Document Type : پژوهشی
Author
Assistant Professor, Department of Educational Sciences, Farhangian University, Tehran, Iran
Abstract
The purpose of the present research is to examine marketization and the concept of "students as consumers" in education. To achieve this, the concept analysis method (concept structure evaluation) was employed. First, the theoretical foundations of marketization within neoliberalism, such as "Homo Economicus," "the market as a spontaneous order," and positive liberalism, were examined. In the second step, various elements of marketization in education were analyzed. Finally, marketization, particularly within Iran's educational system, was critiqued.
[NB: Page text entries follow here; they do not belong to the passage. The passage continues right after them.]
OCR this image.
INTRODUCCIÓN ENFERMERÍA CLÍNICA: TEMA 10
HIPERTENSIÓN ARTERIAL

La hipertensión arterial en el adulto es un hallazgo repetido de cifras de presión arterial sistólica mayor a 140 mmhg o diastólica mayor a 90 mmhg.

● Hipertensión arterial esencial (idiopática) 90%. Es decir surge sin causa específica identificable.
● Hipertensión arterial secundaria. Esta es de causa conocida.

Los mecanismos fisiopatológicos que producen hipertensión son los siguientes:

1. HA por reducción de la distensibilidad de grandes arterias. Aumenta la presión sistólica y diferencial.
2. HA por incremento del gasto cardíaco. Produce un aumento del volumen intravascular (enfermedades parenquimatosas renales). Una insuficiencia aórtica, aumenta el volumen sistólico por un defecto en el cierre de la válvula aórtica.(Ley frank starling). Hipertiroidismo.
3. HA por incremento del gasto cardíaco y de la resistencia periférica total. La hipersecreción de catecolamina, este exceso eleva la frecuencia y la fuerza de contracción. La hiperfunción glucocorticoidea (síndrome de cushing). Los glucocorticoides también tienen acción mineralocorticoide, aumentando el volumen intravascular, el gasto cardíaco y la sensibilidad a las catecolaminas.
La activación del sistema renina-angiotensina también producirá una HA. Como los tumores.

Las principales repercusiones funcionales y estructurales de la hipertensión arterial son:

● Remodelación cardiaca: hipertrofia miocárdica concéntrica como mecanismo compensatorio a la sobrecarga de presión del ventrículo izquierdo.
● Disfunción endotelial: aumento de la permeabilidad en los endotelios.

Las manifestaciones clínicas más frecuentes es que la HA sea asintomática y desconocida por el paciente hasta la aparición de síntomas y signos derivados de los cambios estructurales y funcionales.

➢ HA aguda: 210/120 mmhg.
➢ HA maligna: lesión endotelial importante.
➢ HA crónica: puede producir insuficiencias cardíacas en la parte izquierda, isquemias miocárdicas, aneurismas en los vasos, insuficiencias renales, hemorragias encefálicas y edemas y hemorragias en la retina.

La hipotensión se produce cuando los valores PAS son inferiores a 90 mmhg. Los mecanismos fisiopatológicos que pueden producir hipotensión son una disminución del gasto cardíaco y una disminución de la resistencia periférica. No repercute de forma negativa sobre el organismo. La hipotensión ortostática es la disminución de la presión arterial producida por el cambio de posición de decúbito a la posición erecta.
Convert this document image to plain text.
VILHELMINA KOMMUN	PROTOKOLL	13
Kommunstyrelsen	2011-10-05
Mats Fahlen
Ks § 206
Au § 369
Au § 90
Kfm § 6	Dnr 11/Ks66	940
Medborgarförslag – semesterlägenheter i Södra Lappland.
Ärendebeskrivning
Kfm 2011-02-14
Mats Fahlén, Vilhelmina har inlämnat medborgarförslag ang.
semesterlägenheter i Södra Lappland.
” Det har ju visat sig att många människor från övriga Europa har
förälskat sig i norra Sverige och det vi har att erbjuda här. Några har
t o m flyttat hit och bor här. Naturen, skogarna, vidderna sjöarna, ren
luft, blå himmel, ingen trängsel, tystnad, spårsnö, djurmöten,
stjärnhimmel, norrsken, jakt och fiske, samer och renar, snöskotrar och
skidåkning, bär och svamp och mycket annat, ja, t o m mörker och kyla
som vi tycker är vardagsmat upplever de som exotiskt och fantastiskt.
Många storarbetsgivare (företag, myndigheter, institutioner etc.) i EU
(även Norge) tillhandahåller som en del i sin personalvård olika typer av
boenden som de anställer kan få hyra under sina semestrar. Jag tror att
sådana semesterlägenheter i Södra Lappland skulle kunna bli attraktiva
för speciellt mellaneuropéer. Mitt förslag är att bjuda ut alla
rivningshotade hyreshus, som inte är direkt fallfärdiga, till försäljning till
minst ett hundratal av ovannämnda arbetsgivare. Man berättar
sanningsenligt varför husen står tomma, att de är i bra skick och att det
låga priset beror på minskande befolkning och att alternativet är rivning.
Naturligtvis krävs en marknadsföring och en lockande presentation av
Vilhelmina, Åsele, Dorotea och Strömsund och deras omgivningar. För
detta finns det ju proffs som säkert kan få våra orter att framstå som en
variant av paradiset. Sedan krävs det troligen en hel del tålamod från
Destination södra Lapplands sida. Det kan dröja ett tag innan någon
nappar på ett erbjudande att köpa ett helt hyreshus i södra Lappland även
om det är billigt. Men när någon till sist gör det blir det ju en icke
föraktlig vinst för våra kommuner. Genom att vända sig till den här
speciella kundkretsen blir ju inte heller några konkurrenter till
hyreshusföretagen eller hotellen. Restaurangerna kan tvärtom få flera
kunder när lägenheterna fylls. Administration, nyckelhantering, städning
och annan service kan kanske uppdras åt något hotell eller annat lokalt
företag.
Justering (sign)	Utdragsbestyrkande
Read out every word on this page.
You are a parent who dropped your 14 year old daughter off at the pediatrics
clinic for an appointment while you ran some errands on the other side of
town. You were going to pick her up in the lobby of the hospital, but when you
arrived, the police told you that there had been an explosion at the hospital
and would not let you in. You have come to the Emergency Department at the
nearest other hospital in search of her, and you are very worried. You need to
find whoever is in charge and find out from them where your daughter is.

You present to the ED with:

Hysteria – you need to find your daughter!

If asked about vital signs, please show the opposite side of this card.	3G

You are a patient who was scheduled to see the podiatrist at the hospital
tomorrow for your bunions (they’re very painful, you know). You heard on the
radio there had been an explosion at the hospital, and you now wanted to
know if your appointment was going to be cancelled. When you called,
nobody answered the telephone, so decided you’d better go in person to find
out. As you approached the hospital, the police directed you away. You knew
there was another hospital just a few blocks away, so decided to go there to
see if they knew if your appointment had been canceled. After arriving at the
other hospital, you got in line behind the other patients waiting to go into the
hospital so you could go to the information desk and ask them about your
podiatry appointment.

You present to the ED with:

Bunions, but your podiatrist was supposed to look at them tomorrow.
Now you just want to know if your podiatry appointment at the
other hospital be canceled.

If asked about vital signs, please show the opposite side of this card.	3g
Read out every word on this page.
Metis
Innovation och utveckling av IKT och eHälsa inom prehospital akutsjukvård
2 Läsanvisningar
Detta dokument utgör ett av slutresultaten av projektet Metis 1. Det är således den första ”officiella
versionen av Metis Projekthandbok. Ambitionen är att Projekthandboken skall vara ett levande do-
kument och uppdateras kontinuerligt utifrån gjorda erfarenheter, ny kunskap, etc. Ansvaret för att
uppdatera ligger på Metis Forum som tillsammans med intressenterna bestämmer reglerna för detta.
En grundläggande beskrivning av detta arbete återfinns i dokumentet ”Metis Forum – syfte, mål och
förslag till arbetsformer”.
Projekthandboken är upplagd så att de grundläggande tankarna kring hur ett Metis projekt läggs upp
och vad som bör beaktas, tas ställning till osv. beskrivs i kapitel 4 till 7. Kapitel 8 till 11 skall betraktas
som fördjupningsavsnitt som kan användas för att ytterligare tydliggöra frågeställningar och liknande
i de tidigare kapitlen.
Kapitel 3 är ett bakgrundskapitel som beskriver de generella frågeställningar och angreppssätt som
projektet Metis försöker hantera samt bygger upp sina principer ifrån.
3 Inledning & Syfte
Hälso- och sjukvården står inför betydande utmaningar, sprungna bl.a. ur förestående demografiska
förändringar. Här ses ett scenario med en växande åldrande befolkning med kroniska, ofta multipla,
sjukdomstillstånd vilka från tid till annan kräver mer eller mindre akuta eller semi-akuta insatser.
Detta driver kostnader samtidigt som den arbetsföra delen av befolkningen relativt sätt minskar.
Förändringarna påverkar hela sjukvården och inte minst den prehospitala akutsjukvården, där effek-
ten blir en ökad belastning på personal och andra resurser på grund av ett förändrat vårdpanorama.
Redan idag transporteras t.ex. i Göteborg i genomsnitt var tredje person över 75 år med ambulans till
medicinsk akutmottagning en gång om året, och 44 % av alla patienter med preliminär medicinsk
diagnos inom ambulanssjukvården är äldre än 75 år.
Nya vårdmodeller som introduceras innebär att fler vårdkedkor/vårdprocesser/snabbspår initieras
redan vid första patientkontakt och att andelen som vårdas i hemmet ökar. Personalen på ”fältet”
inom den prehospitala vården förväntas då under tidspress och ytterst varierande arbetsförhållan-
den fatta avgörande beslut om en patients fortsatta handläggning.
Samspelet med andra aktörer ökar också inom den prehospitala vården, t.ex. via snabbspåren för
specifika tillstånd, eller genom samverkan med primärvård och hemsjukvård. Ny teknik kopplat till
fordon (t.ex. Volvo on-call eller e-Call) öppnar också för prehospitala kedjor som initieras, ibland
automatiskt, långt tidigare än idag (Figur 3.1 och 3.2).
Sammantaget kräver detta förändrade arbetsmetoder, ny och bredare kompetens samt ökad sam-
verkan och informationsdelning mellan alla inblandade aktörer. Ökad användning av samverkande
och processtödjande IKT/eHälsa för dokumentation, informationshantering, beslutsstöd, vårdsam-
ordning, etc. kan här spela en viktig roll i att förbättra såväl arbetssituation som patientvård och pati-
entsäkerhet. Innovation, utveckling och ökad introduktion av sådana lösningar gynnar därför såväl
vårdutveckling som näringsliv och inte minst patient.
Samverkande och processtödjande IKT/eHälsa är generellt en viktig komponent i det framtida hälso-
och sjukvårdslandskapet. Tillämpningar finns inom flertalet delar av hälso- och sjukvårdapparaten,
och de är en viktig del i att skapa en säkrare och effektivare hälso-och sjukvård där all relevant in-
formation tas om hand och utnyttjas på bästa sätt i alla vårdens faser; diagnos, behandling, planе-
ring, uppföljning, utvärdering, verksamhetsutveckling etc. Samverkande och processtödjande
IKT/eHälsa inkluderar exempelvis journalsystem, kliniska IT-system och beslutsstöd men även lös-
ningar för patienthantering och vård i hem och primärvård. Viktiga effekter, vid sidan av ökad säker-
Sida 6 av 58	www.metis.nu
The findings show that marketization involves expanding the model of Homo Economicus, a self-centered, competitive, utility-maximizing individual, to all social spheres, thereby subjecting these spheres to the rule of economic rationality. Neoliberal thinkers such as Gary Becker, Milton Friedman, and Friedrich Hayek view the market as a superior mechanism that guarantees conditions for free choice and competition across other social fields. Key aspects of marketization include commercialization, the commodification of knowledge, privatization, students as consumers, New Public Management (NPM), performance evaluation and quality assurance, standardization, and competitiveness. Critical reviews indicate that marketization, by fostering an audit culture and a quantitative approach to assessment, leads to the development of unequal power dynamics in educational institutions. Additionally, by reducing the relationship between teachers and students to a seller-consumer dynamic, it diminishes the traditional and religious values of knowledge and the role of the teacher. On the other hand, the anthropological foundations of marketization contradict the goals of Islamic education.